Promoting a new book, I guess. "How Conservatives Have Become Authoritarians and What it Means"
Authoritarianism is not well understood and seldom discussed in the context of American government and politics, yet it now constitutes the prevailing thinking and behavior among conservatives. Regrettably, empirical studies reveal, however, that authoritarians are frequently enemies of freedom, antidemocratic, antiequality, highly prejudiced, mean-spirited, power hungry, Machiavellian, and amoral. They are also often conservatives without conscience who are capable of plunging this nation into disasters the likes of which we have never known.
Although I have only recently learned the correct term for describing this type of behavior, and come to understand the implications of such authoritarian thinking, I was familiar with the personality type from my years in the Nixon White House. We had plenty of authoritarians in the Nixon administration, from the president on down. In fact, authoritarian thinking was the principal force behind almost everything that went wrong with Nixon's presidency. I had had little contact with my former colleagues, or with their new authoritarian friends and associates, until the early 1990s, when they decided to attack my wife and me in an effort to rewrite history at our expense. By then I had left public life for a very comfortable and private existence in the world of business, but they forced me back into the public square to defend myself and my wife from their false charges. In returning, I discovered how contemptible and dangerous their brand of "conservatism" had become, and how low they were prepared to stoop for their cause...
The rest is mostly a set-the-record-straight account of his own story.
I have no real opinion wrt Dean himself. It does make sense to me to differentiate between "conservative" and "authoritarian."

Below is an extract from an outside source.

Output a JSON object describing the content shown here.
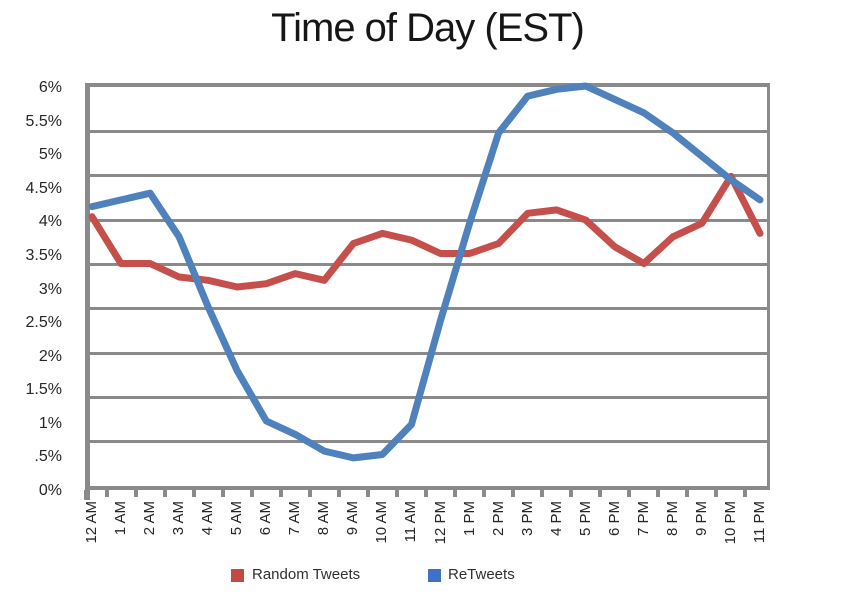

I like conservatives, real conservatives, even if I often disagree with them. Conservatives actually want to, well, conserve some stuff. Besides their own o'erswollen egos, that is.
They do seem to be a rare breed these days.
In other news: woke up around 4:30 ayem last night and had something of a panic attack. Ostensibly it was about the devolving situation in the Middle East. I suspect it also wasn't totally unrelated to the wretched, bonecrushing heat and humidity. Whatever it is: I don't like it. You'd think one would be, should be, even, used to feeling this way ever, especially if you've been living in New York since before 9/11 and have been paying any attention to world events and trends for, well. Quite some time.
All's I know is that I simply can't go to the sources I'm most familiar with for comfort or wisdom. Don't want to hear the talking heads, professional or amateur, poking around the spilled guts of the body politic and hazarding guesses about What It All Means, Dear. don't want to go to the family and compound the worries with personal shit about health and finances and "gee, I'm really Not Okay At All." Can't go to the "spiritual leader" I'd wanted to be a sort of mentor/group leader and instead turned out to be another garden-variety narcissist, even less emotionally evolved than a lot of not particularly "spiritual" folk I know. don't want to get into another pointless fight about stupid shit with people I don't know to take my mind off the larger pointless fights about (I suspect) stupid shit that have more weight simply because they're backed up with weapons of mass destruction (seriously, aren't *all* weapons pretty much by definition "of mass destruction?"
I went back to sleep saying a sort of prayer/mantra: "Please, please, please, please. Please calm down. Please let it go. Please cool off. Please. Calm. Listen: please, please, please..."
eventually the cat came and sat on my chest and purred, as he is wont to do, and that certainly helped.
I don't know. I suspect that what you put out does indeed return to you one way or another. I also suspect that there is a collective way in which this works and that the individual karma, or whatever you want to call it, can get swept away with the larger...motion.
At the same time: it couldn't hoit.
and if i can't get the world to calm down, at least maybe i can get myself to calm down enough to get some rest.